Current Affairs

Current Affairs




Financial sector thriving

Jamaica Gleaner
Wednesday, September 25, 2002

The Bank of Jamaica building - file

THE ASSET base of the island's six commercial banks totalled just over $257.6 billion as at June 30, this year, with the Bank of Nova Scotia (BNS) Jamaica taking the biggest slice of the pie with almost $99.6 billion.

The remainder is shared between National Commercial Bank (NCB), which had total assets of $92.7 billion; followed by RBTT Jamaica, which had $32.8 billion; CIBC Jamaica, with $17.9 billion; Citibank NA, which had assets of $10.1 billion, and the Grace, Kennedy & Company controlled First Global Bank, which had a base of $4.3 billion.

According to the unaudited assets and liabilities of commercial banks, published by the Bank of Jamaica (BoJ), total liabilities, including deposits, were $232.2 billion. Deposits in BNS totalled $72 billion, followed by NCB with just under $61.8 billion, RBTT $15.2 billion, CIBC $13.4 billion, Citibank $6.4 billion, and First Global $937.2 million.

The balance sheet showed, however, that NCB was capitalised to the tune of $9.7 billion, marginally better than BNS' $9.1 billion excess of assets over liabilities and better than their nearest rival RBTT, which reported a $4.3 billion capital base.

Published recently, the Central Bank report said a proposal put forward last year to amalgamate selected areas of the Caribbean operations of CIBC Canada and Barclays of the United Kingdom, was being assessed by and was subject to the final recommendation of the respective Caribbean regulators.

It also published the leading indicators of commercial banks, licencees under the Financial Institutions Act and Building Societies, showing that the total assets of commercial banks, including contingent liabilities, grew by about $37 billion during the year to June 2002. Deposits grew by about $19 billion to $169.9 billion during the period.

The BoJ report showed that the rate of past due loans to commercial banks exceeding three months declined to almost $2.8 billion from just under $3.6 billion last year.
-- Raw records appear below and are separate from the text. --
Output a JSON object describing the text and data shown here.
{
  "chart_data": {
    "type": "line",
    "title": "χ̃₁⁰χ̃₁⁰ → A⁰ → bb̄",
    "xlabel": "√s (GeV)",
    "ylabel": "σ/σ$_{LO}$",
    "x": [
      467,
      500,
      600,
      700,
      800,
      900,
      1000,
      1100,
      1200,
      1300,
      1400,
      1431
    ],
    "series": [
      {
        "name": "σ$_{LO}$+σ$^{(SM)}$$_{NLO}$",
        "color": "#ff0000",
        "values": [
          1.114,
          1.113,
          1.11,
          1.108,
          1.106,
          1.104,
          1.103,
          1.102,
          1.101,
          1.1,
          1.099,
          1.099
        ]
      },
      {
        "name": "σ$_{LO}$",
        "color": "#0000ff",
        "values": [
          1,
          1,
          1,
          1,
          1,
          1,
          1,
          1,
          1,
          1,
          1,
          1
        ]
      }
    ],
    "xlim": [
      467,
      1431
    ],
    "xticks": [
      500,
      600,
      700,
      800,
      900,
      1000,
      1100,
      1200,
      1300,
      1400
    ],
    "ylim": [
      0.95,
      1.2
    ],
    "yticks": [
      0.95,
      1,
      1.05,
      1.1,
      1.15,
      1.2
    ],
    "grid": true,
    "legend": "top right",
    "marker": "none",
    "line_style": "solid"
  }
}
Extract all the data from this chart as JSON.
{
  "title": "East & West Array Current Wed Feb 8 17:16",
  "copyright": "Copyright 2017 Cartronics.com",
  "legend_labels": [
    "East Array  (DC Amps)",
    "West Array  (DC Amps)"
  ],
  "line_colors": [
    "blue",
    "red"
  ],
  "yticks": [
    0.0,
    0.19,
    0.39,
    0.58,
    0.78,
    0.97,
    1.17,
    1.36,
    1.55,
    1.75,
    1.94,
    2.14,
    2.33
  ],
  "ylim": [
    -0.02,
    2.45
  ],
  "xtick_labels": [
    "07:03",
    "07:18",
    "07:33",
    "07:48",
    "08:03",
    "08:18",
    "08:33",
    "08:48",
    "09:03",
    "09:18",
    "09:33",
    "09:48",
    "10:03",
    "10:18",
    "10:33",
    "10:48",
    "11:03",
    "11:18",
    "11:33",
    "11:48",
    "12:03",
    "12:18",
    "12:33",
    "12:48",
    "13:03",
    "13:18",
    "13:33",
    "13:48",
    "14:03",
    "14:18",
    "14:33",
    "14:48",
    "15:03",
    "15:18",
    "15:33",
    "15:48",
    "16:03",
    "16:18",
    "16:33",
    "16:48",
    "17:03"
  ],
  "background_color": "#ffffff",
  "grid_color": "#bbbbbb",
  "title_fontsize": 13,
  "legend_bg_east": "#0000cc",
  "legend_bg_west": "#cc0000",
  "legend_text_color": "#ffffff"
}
The capital base of building societies improved from $3.6 billion two years ago to $4.9 billion at the end of June 2002. The BoJ report noted that significant improvement in the statutory capital base of building societies reflected in the data for 2000, was influenced by the exclusion of the capital impairment amassed by the Financial Sector Adjustment Company (FINSAC) intervened entities, which merged at the end of April 1999 and ceased operations at the end of September 1999.

The BoJ also reported the unaudited assets and liabilities of building societies, showing that Jamaica National Building Society (JNBS) led the way in terms of total assets, liabilities and capital. For the period to June 30, JNBS had an asset base of $24.8 billion, liabilities of just under $21.6 billion and a capital base of $3.2 billion.

Its nearest rival was Victoria Mutual Building Society (VMBS), with assets of almost $21.2 billion, liabilities of $19.2 billion and a capital base of just under $2 billion. Scotia Jamaica Building Society (SJBS), a subsidiary of BNS, had assets of just under $6 billion, liabilities of some $4.9 billion and $1.1 billion in capital. CIBC Building Society had total assets of $1.1 billion, liabilities of about $931.4 million and a capital base of $180.9 million.

For the other licencees under the Financial Institutions Act, Capital & Credit Merchant Bank led the field with total assets of $13.5 billion, followed by Manufacturers Sigma Merchant Bank with just over $3 billion, CIBC Trust & Merchant Bank and Citimerchant Bank with $2.2 billion each, George & Branday with $1.6 billion, Pan-Caribbean Merchant Bank with total assets of $1.3 billion, Scotia Trust $1.1 billion, International Trust & Merchant Bank $984.8 million, MF&G Trust and Finance with $801.4 million, Issa Trust & Merchant Bank which has assets of $588.8 million, and DB&G Merchant Bank with $86.8 million.